The rehabilitation of the contracted anophthalmic socket may be challenging for the surgeon. In order to retain and support an ocular prosthesis, there must be adequate orbital volume, mucosal lining of the fornices and the fundus of the socket, a properly sized prosthesis, and adequate support from the upper and lower eyelids. David E. Holck, MD, reviews the pathophysiology of the contracted socket and possible surgical options that can be undertaken in collaboration with an ocularist.
San Antonio, TX-Patients who present with contracted anophthalmic socket often experience several functional effects, such as abnormal tearing and pain, but also must deal with significant psychological effects associated with this cosmetic deformity. The ophthalmic surgeon needs to understand the pathophysiology of the contracted socket and possible surgical options that can be undertaken in collaboration with an ocularist, according to David E. Holck, MD.
"Counseling is absolutely critical for these patients," explained Dr. Holck, director of oculofacial plastics and residency director, Department of Ophthalmology, Wilford Hall Medical Center, San Antonio, TX. "A normal facial and periocular appearance in primary position may be the ideal, but that can be very difficult to obtain in many cases. Normal cosmesis may be extremely difficult in severe cases, depending on the deformity that is present within the eyelids. Some patients may be unable to be fitted with a prosthesis, and aggressive surgical techniques can often make this condition worse."
Classification of contracture
The pathophysiology of the contracted socket in patients after enucleation has been debated in the literature. During the 1980s, David Soll undertook thermographic studies to show that there was inadequate anterior anophthalmic socket vascularity. Another researcher, Sara Kaltreider, delved even further, explaining that the anterior soft tissues of the contracted socket healed with scar tissue that was avascular while the posterior soft tissues were not affected in this way. In 1990, Jan Kronish published two reports on the pathophysiology of the anophthalmic socket and found no significant difference between normal and anophthalmic sockets in terms of capillary blood flow in animal studies using radioactive microsphere analysis.

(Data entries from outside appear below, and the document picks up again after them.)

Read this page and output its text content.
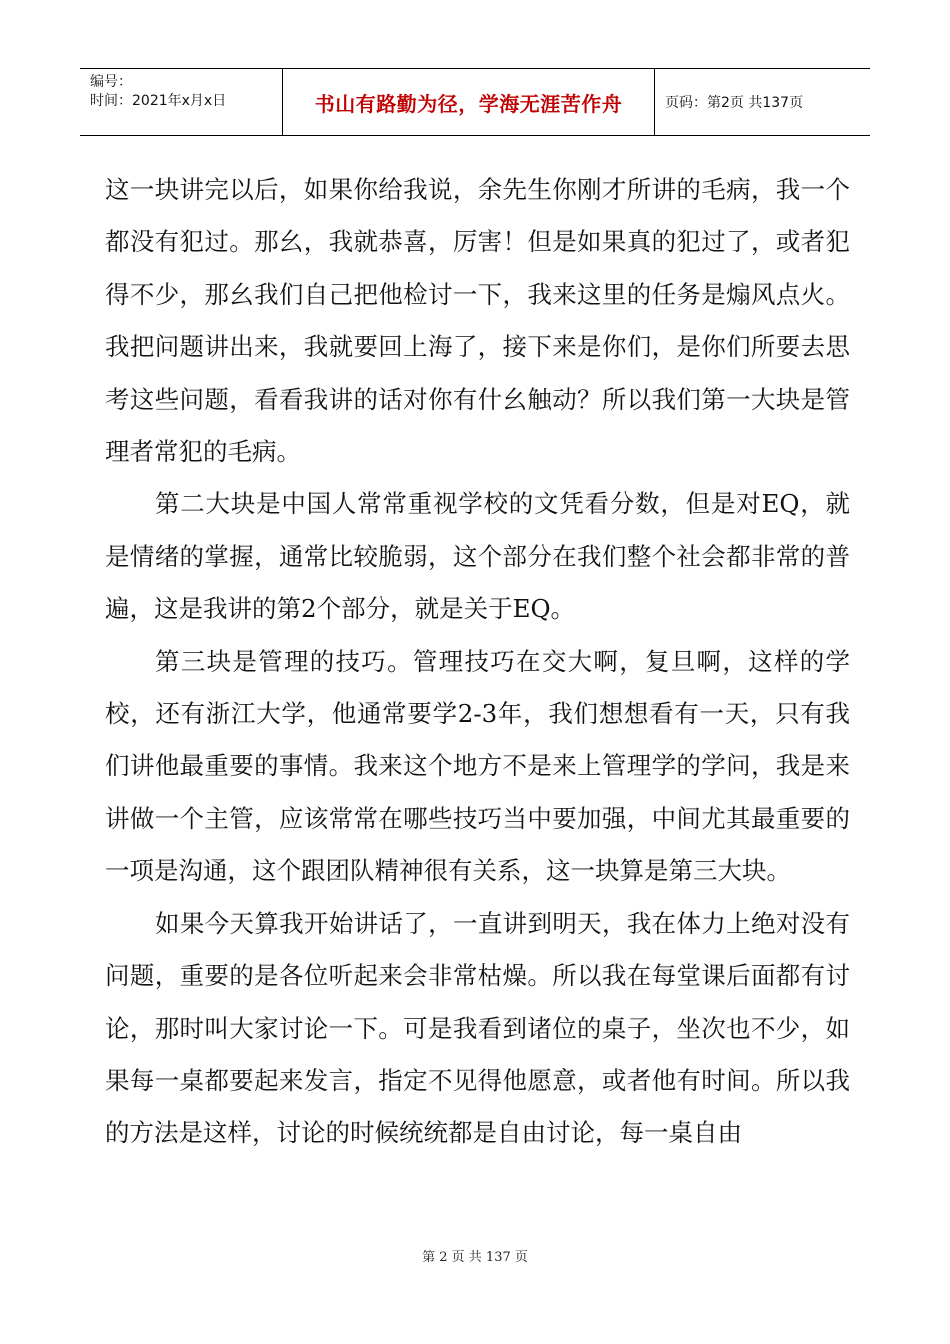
编号：
时间：2021年x月x日	书山有路勤为径，学海无涯苦作舟	页码：第2页 共137页

这一块讲完以后，如果你给我说，余先生你刚才所讲的毛病，我一个都没有犯过。那幺，我就恭喜，厉害！但是如果真的犯过了，或者犯得不少，那幺我们自己把他检讨一下，我来这里的任务是煽风点火。我把问题讲出来，我就要回上海了，接下来是你们，是你们所要去思考这些问题，看看我讲的话对你有什幺触动？所以我们第一大块是管理者常犯的毛病。

第二大块是中国人常常重视学校的文凭看分数，但是对EQ，就是情绪的掌握，通常比较脆弱，这个部分在我们整个社会都非常的普遍，这是我讲的第2个部分，就是关于EQ。

第三块是管理的技巧。管理技巧在交大啊，复旦啊，这样的学校，还有浙江大学，他通常要学2-3年，我们想想看有一天，只有我们讲他最重要的事情。我来这个地方不是来上管理学的学问，我是来讲做一个主管，应该常常在哪些技巧当中要加强，中间尤其最重要的一项是沟通，这个跟团队精神很有关系，这一块算是第三大块。

如果今天算我开始讲话了，一直讲到明天，我在体力上绝对没有问题，重要的是各位听起来会非常枯燥。所以我在每堂课后面都有讨论，那时叫大家讨论一下。可是我看到诸位的桌子，坐次也不少，如果每一桌都要起来发言，指定不见得他愿意，或者他有时间。所以我的方法是这样，讨论的时候统统都是自由讨论，每一桌自由

第 2 页 共 137 页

The Kronish study, however, examined anophthalmic sockets, while those authors postulated that socket contracture occurred from disruption of the normal spatial architecture, Dr. Holck said.
One of the main goals of contracted socket rehabilitation is the ability to retain and comfortably support an ocular prosthesis.
"This requires adequate orbital volume, mucosal lining of the fornices and the fundus of the socket, a well-fitted prosthesis, and adequate support from the upper and lower eyelids," Dr. Holck emphasized. "Unfortunately, in severely contracted sockets, this is often not attainable."
In certain cases, he noted, surgical rehabilitation of the contracted socket is not possible, such as sockets that have been repaired numerous times and have developed extensive scar tissue, sockets that have suffered massive injuries, sockets that are chronically infected, sockets that have been irradiated, and sockets with severely abnormal eyelids.
When surgery is an option, the surgeon must work with the ocularist to provide the best possible cosmetic and functional result. Recently, surgeons have used a variety of materials to handle the contracting socket, including specially designed conformers of irregular shapes and sizes that are fixed to the periosteum with sutures, room-temperature vulcanizing silicone that also is fixed to the periosteum, and Kirschner wires. In 2004, Robert Mazzoli reported on the use of hydrogel expansile materials for expanding the contracted sockets in the congenitally anophthalmic orbit. The implants are placed in the socket in their dry state and gradually expand, producing up to a 10-fold increase in volume.
"Surgeons can also augment orbital volume as well as mucous membrane or conjunctival surface area with the help of tissue expanders," Dr. Holck said. "Certainly, surgical techniques have to involve minimal cautery, incision of the cicatrix without extensive excision, meticulous technique, and attention to avoid intraoperative and postoperative hemorrhage or infection."
Dermis-fat grafts have also been used to expand the contracted socket in terms of volume and surface area. Instances of graft necrosis have been reported, however, because of poor underlying socket vascularization, he noted.